When we answered the call to move to Missouri, I think I broke her heart. She cried but I knew this was God calling us. We talked often. Sometimes too often and she would call to ask silly things multiple times of the day. I flew out when I could as often as I could. We would skype with her, me and Peyton (my grandson).
We walked through some family issues together that could not be fixed that devastated her and never were reconciled. She called me one day with the news of esophageal and liver cancer.
Stage 4, there were no words. At that time she wanted to fight, so I was with her. She was going to fight for a continued life. She was going to fight for our Peyton, her great-grandson.

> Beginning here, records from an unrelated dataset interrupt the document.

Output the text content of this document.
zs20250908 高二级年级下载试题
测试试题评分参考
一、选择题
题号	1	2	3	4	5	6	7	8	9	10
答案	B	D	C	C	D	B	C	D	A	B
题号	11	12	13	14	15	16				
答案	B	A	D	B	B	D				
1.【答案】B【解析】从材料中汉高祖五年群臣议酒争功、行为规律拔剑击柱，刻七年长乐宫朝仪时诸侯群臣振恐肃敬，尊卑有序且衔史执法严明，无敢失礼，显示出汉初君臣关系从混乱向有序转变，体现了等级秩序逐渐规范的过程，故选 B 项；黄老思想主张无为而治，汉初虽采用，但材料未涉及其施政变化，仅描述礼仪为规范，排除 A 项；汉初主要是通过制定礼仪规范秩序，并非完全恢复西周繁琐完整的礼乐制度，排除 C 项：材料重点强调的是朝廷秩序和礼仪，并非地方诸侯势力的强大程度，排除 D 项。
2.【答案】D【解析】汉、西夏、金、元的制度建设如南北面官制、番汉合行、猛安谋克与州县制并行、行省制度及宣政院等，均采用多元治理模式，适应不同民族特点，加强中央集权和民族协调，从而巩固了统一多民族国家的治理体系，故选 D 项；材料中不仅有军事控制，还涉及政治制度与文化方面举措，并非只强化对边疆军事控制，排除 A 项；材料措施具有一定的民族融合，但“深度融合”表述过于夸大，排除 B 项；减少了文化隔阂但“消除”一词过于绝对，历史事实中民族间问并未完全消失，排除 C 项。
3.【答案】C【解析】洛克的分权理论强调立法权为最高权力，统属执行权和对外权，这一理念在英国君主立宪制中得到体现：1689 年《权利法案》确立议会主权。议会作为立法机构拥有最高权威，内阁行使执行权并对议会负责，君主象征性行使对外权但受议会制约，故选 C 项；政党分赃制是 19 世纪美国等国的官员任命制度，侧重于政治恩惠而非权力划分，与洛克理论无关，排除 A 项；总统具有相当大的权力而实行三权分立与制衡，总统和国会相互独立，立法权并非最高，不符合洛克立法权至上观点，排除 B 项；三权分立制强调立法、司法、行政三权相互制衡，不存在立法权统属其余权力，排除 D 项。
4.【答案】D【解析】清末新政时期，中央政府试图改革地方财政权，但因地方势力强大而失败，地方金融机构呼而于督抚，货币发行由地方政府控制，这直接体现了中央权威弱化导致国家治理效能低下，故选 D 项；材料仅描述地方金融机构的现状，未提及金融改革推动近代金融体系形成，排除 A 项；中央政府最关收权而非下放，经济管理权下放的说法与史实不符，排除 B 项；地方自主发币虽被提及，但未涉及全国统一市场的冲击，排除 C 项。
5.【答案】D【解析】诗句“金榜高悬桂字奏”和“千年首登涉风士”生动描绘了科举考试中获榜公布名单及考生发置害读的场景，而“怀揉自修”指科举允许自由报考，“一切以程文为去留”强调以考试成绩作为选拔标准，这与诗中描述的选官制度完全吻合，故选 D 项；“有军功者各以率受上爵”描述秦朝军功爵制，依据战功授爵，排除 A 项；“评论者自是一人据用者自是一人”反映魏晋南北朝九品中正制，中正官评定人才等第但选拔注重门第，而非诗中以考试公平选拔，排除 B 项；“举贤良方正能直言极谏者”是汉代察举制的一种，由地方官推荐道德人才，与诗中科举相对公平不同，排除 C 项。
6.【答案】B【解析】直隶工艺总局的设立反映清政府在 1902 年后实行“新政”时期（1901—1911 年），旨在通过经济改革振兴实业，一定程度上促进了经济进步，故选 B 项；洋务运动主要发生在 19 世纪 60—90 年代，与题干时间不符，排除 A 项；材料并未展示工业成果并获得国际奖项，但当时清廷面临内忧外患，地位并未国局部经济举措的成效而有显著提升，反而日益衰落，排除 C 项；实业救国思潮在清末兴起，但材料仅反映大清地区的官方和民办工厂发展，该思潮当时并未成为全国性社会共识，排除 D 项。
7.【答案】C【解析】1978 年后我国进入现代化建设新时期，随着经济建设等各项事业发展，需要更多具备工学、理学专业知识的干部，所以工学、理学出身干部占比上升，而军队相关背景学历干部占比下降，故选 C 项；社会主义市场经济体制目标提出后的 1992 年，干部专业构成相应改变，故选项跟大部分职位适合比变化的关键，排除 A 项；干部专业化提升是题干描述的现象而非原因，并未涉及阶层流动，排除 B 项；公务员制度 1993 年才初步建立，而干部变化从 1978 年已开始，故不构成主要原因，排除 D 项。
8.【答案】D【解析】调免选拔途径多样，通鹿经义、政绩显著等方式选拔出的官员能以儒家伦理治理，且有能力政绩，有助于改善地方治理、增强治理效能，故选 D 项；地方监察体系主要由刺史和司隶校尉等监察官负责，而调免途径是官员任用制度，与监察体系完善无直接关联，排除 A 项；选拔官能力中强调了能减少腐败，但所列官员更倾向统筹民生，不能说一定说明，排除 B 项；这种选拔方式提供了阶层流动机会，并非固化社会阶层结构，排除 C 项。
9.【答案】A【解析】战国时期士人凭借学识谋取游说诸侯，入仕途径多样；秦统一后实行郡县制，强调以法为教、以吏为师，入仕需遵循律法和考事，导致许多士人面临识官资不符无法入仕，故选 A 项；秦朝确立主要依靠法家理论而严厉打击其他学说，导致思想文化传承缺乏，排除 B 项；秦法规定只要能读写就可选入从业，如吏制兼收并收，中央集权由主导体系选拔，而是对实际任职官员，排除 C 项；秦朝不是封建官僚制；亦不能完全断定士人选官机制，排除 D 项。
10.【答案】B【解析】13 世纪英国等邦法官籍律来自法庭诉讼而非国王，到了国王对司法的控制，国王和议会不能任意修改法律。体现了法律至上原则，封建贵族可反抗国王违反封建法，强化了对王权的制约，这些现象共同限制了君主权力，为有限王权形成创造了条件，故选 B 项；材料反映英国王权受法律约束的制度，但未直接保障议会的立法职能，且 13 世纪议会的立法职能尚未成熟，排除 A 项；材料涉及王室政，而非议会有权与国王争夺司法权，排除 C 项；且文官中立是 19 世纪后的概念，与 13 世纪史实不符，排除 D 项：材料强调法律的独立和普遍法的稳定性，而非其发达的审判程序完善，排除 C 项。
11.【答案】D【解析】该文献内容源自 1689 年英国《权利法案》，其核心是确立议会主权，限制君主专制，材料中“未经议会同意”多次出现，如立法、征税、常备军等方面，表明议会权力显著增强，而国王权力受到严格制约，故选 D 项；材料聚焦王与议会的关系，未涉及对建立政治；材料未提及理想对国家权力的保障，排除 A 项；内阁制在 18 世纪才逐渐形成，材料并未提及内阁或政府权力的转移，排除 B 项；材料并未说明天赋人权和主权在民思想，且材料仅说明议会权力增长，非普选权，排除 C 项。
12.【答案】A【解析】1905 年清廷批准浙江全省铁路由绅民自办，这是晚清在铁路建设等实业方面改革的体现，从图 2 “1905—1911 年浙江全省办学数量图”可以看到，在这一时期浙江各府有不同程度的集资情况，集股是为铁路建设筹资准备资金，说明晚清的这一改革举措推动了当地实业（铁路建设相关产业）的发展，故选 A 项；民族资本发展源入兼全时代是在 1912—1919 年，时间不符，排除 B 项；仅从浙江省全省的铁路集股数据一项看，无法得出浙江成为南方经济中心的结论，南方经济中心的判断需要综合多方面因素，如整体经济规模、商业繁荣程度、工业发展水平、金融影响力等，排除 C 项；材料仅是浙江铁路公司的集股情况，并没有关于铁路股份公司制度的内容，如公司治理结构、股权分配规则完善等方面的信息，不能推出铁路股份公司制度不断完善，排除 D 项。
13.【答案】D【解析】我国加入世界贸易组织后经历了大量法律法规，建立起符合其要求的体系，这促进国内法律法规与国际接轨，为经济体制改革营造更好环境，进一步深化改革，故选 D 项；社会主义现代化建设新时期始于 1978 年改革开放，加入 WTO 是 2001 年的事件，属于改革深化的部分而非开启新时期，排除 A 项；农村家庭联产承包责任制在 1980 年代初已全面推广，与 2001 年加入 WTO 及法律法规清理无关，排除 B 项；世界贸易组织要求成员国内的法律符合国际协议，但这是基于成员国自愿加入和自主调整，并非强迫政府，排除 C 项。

I went to see her once to go over her wishes, show my step-dad how to do things (chore upon itself), and go to doctor. While we were there we took a trip to Ephrata to visit my bestie. At breakfast I receive a call that she had an embolism. We rush back to Pasco and I sat with her for 3 days in ICU. We talked, we shared, we apologized, and she was my momma.
When we left to go home to Missouri; she and I knew that would probably be the last time I would physically see her alive. We skyped a few times after that. She got tired, her body even more so. Her last day, my son, Peyton’s mommy, and my dad had me on skype by her side all that day, 10 hours; I talked to her, talked to them until her passing.
Now I would give anything to argue with her, to have her call me over and over, to see her. I miss her. We were not always good together but she was my mom. I nicknamed her The Momma…so The Momma Happy 68th Birthday.